Jason’s parents recognized his love for art. His mom would drive him to bridal stores so that he could sketch the gowns in the window. His parents were said to move him from Taiwan , and relinquish their import and export business, because the culture did not appreciate art. They moved to Canada, Massachusetts, and Connecticut. While in the US Mr. Wu got started experimenting with fashion design by making clothes for dolls. At the age of 16, Wu started freelance doll clothing for a company called Integrity Toys by a line titled “Jason Wu dolls” which later turned to “Fashion Royalty.” He was given the title of creative director of Integrity Toys.

He went to Paris for his senior year in high school and then enrolled in Parsons for 3 and a half years before he left to intern for Mr. Rodriquez. From there his fashion career blossomed. He continued to build his fashion designs for dolls at Integrity Toys , which is still sold today. In 2006 , with money he saved from his doll making, he started his own ready to wear clothing line. Today, he wants to stay exclusive making luxury women’s wear and selling it in select stores and cities world wide. He has had his share of book and reality tv offers, but he declined them because he rather focus on developing a shoe and makeup line to add to his collection.

The title of this post reflects the appeal of his clothing and his fashion show diversity. His fall 09 show was crawling with models of all backgrounds, which tickles my heart a little.

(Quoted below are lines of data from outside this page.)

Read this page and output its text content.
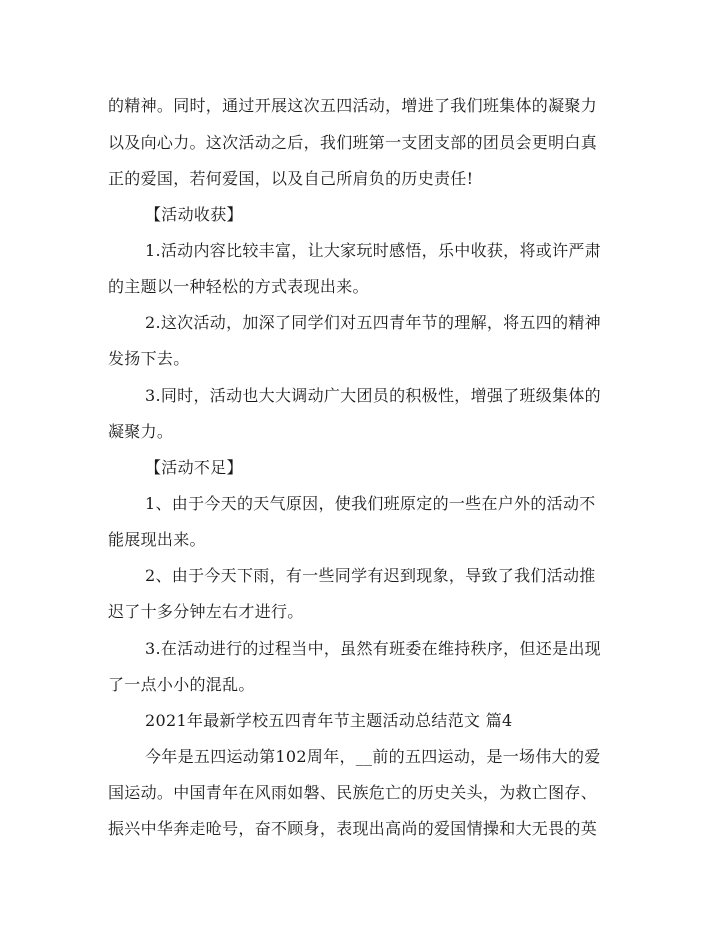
的精神。同时，通过开展这次五四活动，增进了我们班集体的凝聚力
以及向心力。这次活动之后，我们班第一支团支部的团员会更明白真
正的爱国，若何爱国，以及自己所肩负的历史责任!
【活动收获】
1.活动内容比较丰富，让大家玩时感悟，乐中收获，将或许严肃
的主题以一种轻松的方式表现出来。
2.这次活动，加深了同学们对五四青年节的理解，将五四的精神
发扬下去。
3.同时，活动也大大调动广大团员的积极性，增强了班级集体的
凝聚力。
【活动不足】
1、由于今天的天气原因，使我们班原定的一些在户外的活动不
能展现出来。
2、由于今天下雨，有一些同学有迟到现象，导致了我们活动推
迟了十多分钟左右才进行。
3.在活动进行的过程当中，虽然有班委在维持秩序，但还是出现
了一点小小的混乱。
2021年最新学校五四青年节主题活动总结范文 篇4
今年是五四运动第102周年，__前的五四运动，是一场伟大的爱
国运动。中国青年在风雨如磐、民族危亡的历史关头，为救亡图存、
振兴中华奔走呛号，奋不顾身，表现出高尚的爱国情操和大无畏的英
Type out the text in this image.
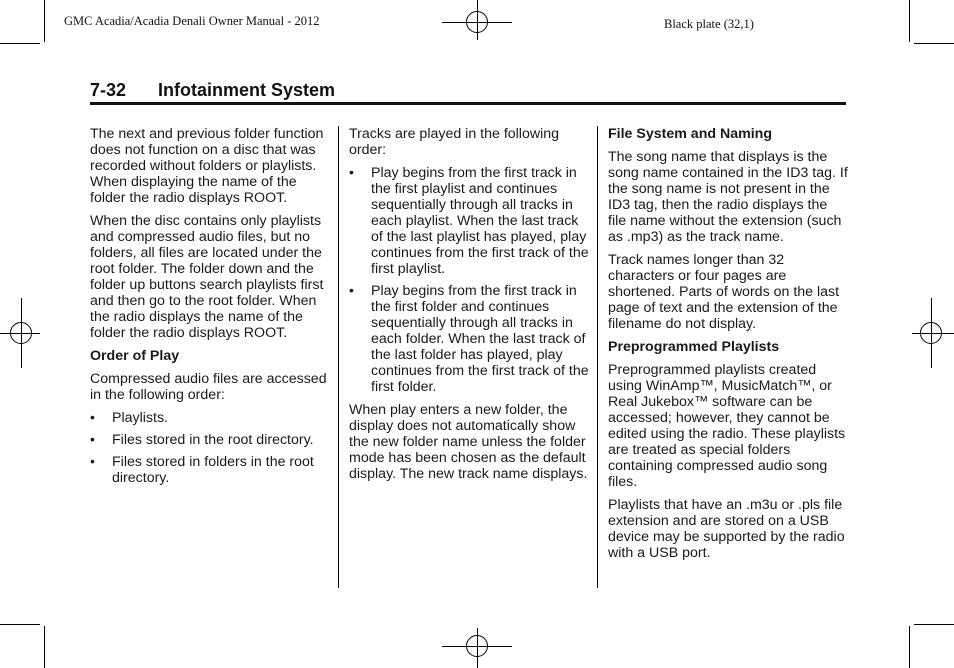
GMC Acadia/Acadia Denali Owner Manual - 2012	Black plate (32,1)
7-32 Infotainment System

The next and previous folder function does not function on a disc that was recorded without folders or playlists. When displaying the name of the folder the radio displays ROOT.

When the disc contains only playlists and compressed audio files, but no folders, all files are located under the root folder. The folder down and the folder up buttons search playlists first and then go to the root folder. When the radio displays the name of the folder the radio displays ROOT.

Order of Play

Compressed audio files are accessed in the following order:

• Playlists.
• Files stored in the root directory.
• Files stored in folders in the root directory.

Tracks are played in the following order:

• Play begins from the first track in the first playlist and continues sequentially through all tracks in each playlist. When the last track of the last playlist has played, play continues from the first track of the first playlist.
• Play begins from the first track in the first folder and continues sequentially through all tracks in each folder. When the last track of the last folder has played, play continues from the first track of the first folder.

When play enters a new folder, the display does not automatically show the new folder name unless the folder mode has been chosen as the default display. The new track name displays.

File System and Naming

The song name that displays is the song name contained in the ID3 tag. If the song name is not present in the ID3 tag, then the radio displays the file name without the extension (such as .mp3) as the track name.

Track names longer than 32 characters or four pages are shortened. Parts of words on the last page of text and the extension of the filename do not display.

Preprogrammed Playlists

Preprogrammed playlists created using WinAmp™, MusicMatch™, or Real Jukebox™ software can be accessed; however, they cannot be edited using the radio. These playlists are treated as special folders containing compressed audio song files.

Playlists that have an .m3u or .pls file extension and are stored on a USB device may be supported by the radio with a USB port.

He is also known to design dolls for famous transsexuals such as RuPaul and Amanda Lepore.
Look at him showing his stuff in dress over his suit, maybe a representation of his double life.

However, his most famous design, for Michelle Obama ( the ultimate Barbie in my opinion), was an unexpected surprise. He said he was not expecting her to wear the gown. He was sitting in his apartment with his boyfriend in Midtown NY with a box of pizza when he saw the first lady appear on the screen with his white gown dripping in crystals. He was just as shocked as the world to see the first lady in a dress by an up and coming designer.

Though some people criticized the first Lady’s choice of a new designer’s dress and not a dress from an established fashion house, he still received a staggering 4 million hits on his web page. Remember, J-Crews website even crashed!

Jason Wu is riding on the glory of his Historic accomplishment, with the dress being displayed in the Smithsonian museum, he will be remembered for centuries to come.

His clothing line has been climbing to the top of the charts with recognition from the fashion goddess herself, Anna Wintour. Some sources even say that Jason Wu was introduced to Michelle Obama through Andre Leon, Anna’s right hand man. That seems like it could be a possibility. Another possibility is that Michelle Obama’s stylist from Chicago Ikram Goldman played as a third party in getting Michelle in Jason’s design. Jason has sold pieces through Ikram’s Chicago Boutique, some of which Mrs. Obama owns.

Jason Wu’s designs have also been seen on Ivana Trump, Kristina O’Neill, and Kerry Washington. Not to mention that Michelle Obama wore his clothing 3 days in a row while in England for the G20 summit. Jason is apparently a good hit with his target market, older women who want to look chic, stylish, and feel gorgeous.

Jason Wu has been receiving critical acclaims from established designers and worshiped magazine editors in addition to being a finalist for Vogue Fashion Fund Award and winning the Fashion Groups International’s Rising Star Award. He is now on his way to the top. His revenue has grown 280% since 2007 to $950,000 and is expects 2009 sales to exceed $2.5 Million. His recent line that debuted earlier this month has won rave reviews. Like me, he doesn’t follow trends, he designs classic trends that enhance femininity and highlights a woman’s beauty.

So now we can stop questioning why Michelle Obama chose his design and not one from a huge fashion giant or an African American designer like everyone complained about. She chose a hardworking, driven designer whose clothing fits her personality and accentuates her beauty.